Some Conservatives' condemnation of racist abuse of England stars rings hollow – Scotsman comment
The appalling outburst of racism following England’s defeat in the Euro 2020 final has been rightly condemned across the political spectrum.
However, the words of some within the Conservative party, not least Boris Johnson rang more than a little hollow.
This, after all, is the same Boris Johnson who once wrote about the Queen being greeted by “flag-waving piccaninnies” in Commonwealth countries and how, in relation to Tony Blair, “tribal warriors will all break out in watermelon smiles to see the big white chief touch down in his big white British-taxpayer funded bird”.
More recently, Home Secretary Priti Patel has attacked the “gesture politics” of players ‘taking the knee’ for a moment before football matches in protest against racism and described booing by fans as “a choice for them”, rather than condemning it.
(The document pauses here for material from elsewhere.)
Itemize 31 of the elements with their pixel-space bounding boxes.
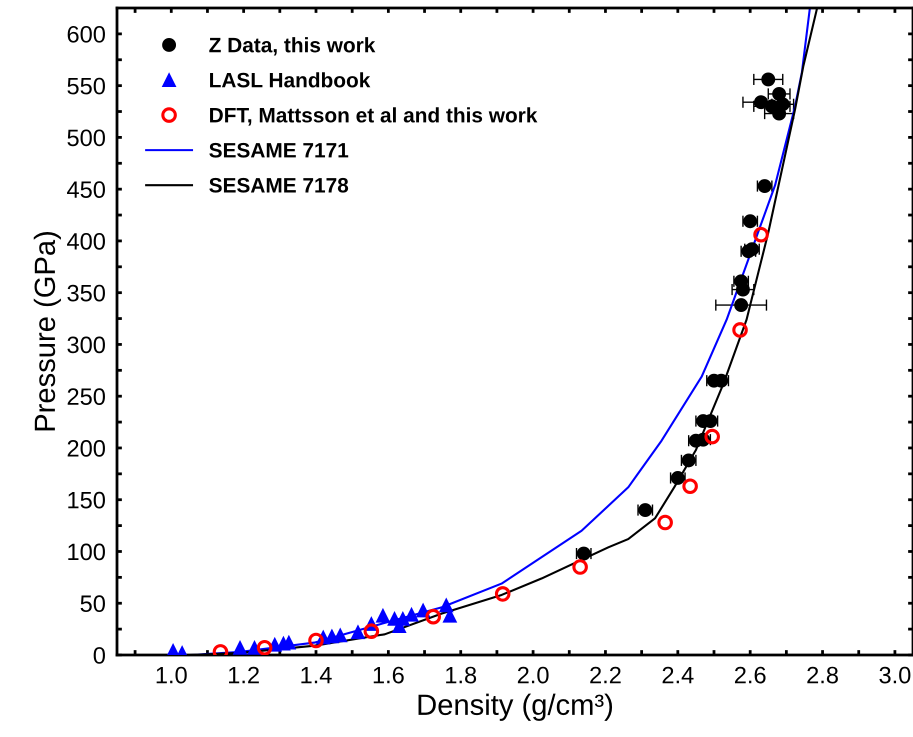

Furthermore, Conservative MP Lee Anderson has been ‘boycotting’ the national team over the issue.
Following Sunday night’s game, Tory MP Natalie Elphicke mocked Marcus Rashford, who has campaigned effectively about food poverty and who missed a penalty, asking if it would be “ungenerous to suggest Rashford should have spent more time perfecting his game and less time playing politics”.
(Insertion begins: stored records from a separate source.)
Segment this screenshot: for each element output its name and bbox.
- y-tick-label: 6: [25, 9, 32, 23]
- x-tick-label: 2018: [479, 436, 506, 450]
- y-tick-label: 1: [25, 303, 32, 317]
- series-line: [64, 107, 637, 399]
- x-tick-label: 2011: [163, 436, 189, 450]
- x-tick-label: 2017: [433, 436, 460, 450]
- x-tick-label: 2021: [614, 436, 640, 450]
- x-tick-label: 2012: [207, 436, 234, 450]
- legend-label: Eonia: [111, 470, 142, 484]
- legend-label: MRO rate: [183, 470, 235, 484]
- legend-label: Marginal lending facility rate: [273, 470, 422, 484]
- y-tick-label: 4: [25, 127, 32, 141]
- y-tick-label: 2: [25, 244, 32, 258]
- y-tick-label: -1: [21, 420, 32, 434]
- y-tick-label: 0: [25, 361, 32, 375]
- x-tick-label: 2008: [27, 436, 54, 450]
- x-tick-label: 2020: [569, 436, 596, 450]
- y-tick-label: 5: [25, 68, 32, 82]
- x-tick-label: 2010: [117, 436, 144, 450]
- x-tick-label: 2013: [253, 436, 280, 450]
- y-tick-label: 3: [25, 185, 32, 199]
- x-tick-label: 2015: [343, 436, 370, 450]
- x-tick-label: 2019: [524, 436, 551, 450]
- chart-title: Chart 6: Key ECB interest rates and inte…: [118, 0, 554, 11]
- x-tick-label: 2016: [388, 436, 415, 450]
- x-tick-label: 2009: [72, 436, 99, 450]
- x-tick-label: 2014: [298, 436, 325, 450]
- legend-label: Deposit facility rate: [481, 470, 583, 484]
This was more than ungenerous given he and other England players were being targeted by racists at the same time. Elphicke did not express racist views, but she joined a chorus of criticism that was full of it when she should have been standing shoulder to shoulder with him.
Presumably, Anderson and like-minded politicians agree with the anti-racism message of taking the knee, just dislike this particular tactic despite its inoffensive nature. The problem is they, even more than Elphicke, are joining a chorus of racists. And there are far too many of the latter, as was made clear by the social media reaction to elite athletes falling short of proving they are the best in Europe by the smallest possible margin.
No politician with any sense should be surprised that talking about “piccaninnies” and “watermelon smiles”, attacking anti-racism campaigns, and piling on the victims of racism can have real-world consequences.
The most serious is that it provides comfort and succour to racists; another is that it will make many voters draw away from a Conservative party that appears to be embracing its Nasty Party reputation.